Stream: cranelift

Topic: weird behaviour (miscompilation?) with x64 newBE


view this post on Zulip bjorn3 (Dec 14 2020 at 13:32):

See https://github.com/bytecodealliance/wasmtime/pull/2504#issuecomment-744327408. I get some really weird behaviour:

Basically 66 0f 57 06 xorpd (%rsi),%xmm0 gives a SIGSEGV. This is despite the fact that reading from the address in %rsi using a debugger works fine. Lldb reports the accessed location as 0 for some reason. I also noticed that the preceding instruction 66 48 0f 6e c0 movq %rax,%xmm0 doesn't cause the value of %rax (0x8000000000000000) to be loaded into %xmm0. It stays 0. If I write a different value to %xmm0 just before executing the movq, the value gets reset to 0 after executing it.

This PR generalizes all of the MachInst framework to reason about SSA Values as being located in multiple registers (one, two or four, currently, in an efficient packed form). This is necessary in ...

view this post on Zulip bjorn3 (Dec 14 2020 at 13:41):

For the record running it in qemu with user mode virtualization works fine.

view this post on Zulip bjorn3 (Dec 14 2020 at 13:43):

Also when jumping over the first load instruction, the second load instruction doesn't cause a SIGSEGV, but the third does.

view this post on Zulip Julian Seward (Dec 14 2020 at 15:00):

@bjorn3 is the value in %rsi 16-aligned? I bet it's not

view this post on Zulip bjorn3 (Dec 14 2020 at 15:22):

0x7ffd802b5678, nope it looks not. There is no way to specify the alignment of a stack slot though unfortunately.

view this post on Zulip bjorn3 (Dec 14 2020 at 15:22):

I will try compiling with the aligned memflag removed.

view this post on Zulip Julian Seward (Dec 14 2020 at 15:25):

As a random comment, all of those SSE load-op instructions require the memory address to be 16-aligned. (I think.)

view this post on Zulip bjorn3 (Dec 14 2020 at 15:26):

Removing the aligned memflag doesn't have any effect on the compiled code.

view this post on Zulip bjorn3 (Dec 14 2020 at 15:50):

Replacing load.f64 with load.i64 + raw_bitcast.f64 fixed this SIGSEGV, but I now get another one.
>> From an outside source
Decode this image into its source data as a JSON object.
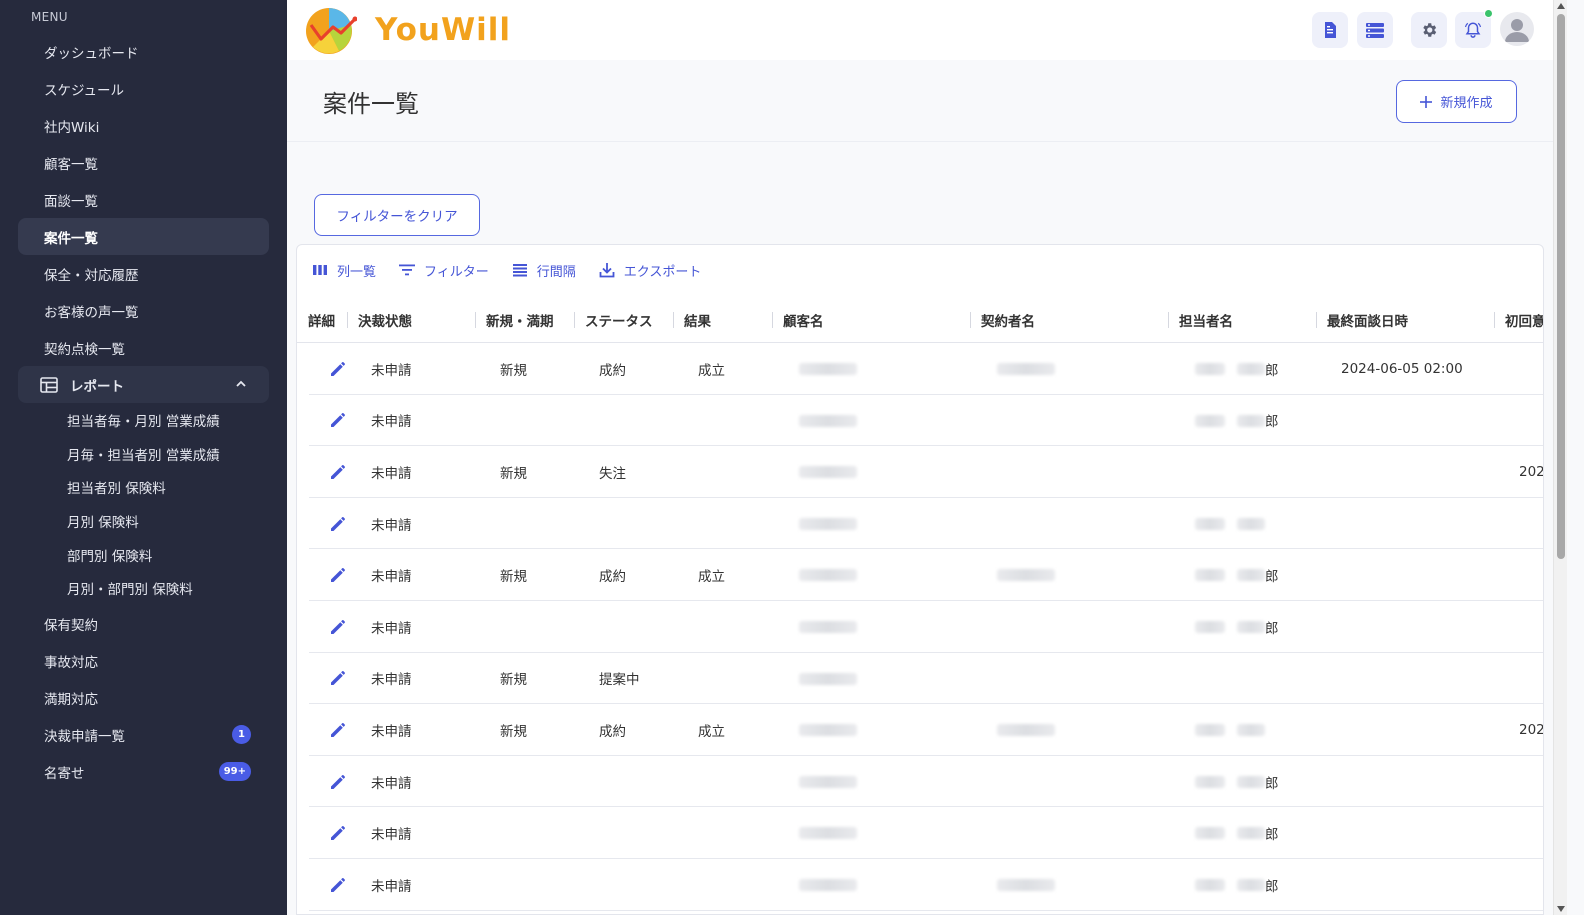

view this post on Zulip bjorn3 (Dec 14 2020 at 15:54):

This time it seems that there is a problem in the binemit code. The vcode containsmovq 0(%rsi), %xmm0, but the disassembly contains mov (%rsi), %rax

view this post on Zulip bjorn3 (Dec 14 2020 at 15:56):

raw_bitcast is lowered as a simple move which isn't correct for GPR->FPR moves.

view this post on Zulip bjorn3 (Dec 14 2020 at 17:57):

I was able to work around the problem but now I get SIGFPE on divb %dh.

view this post on Zulip Julian Seward (Dec 14 2020 at 18:05):

That would surely be a rerun of the 0x40 problem, no?

view this post on Zulip bjorn3 (Dec 14 2020 at 18:06):

That is possible. I will take a look at the vcode of that function.

view this post on Zulip bjorn3 (Dec 14 2020 at 18:08):

Inst 484:   div     %sil

view this post on Zulip bjorn3 (Dec 14 2020 at 18:08):

I think so.

view this post on Zulip Julian Seward (Dec 14 2020 at 18:12):

This is with the newBE, right? If so probably the easiest thing to do is to add case(s) to the relevant emit_tests.rs and then fiddle round with emit.rs so as to make it work. It's gonna come down to passing a retain-redundant-rex-prefix flag to the low-level emit function (I forget the exact names).

view this post on Zulip bjorn3 (Dec 14 2020 at 18:13):

I am currently testing rex_flags.always_emit() when size == 1 on div instructions.

view this post on Zulip bjorn3 (Dec 14 2020 at 18:15):

That fixed all miscompilations.

view this post on Zulip Julian Seward (Dec 14 2020 at 18:28):

We should audit that stuff (and add test cases). Who knows how many more cases there are.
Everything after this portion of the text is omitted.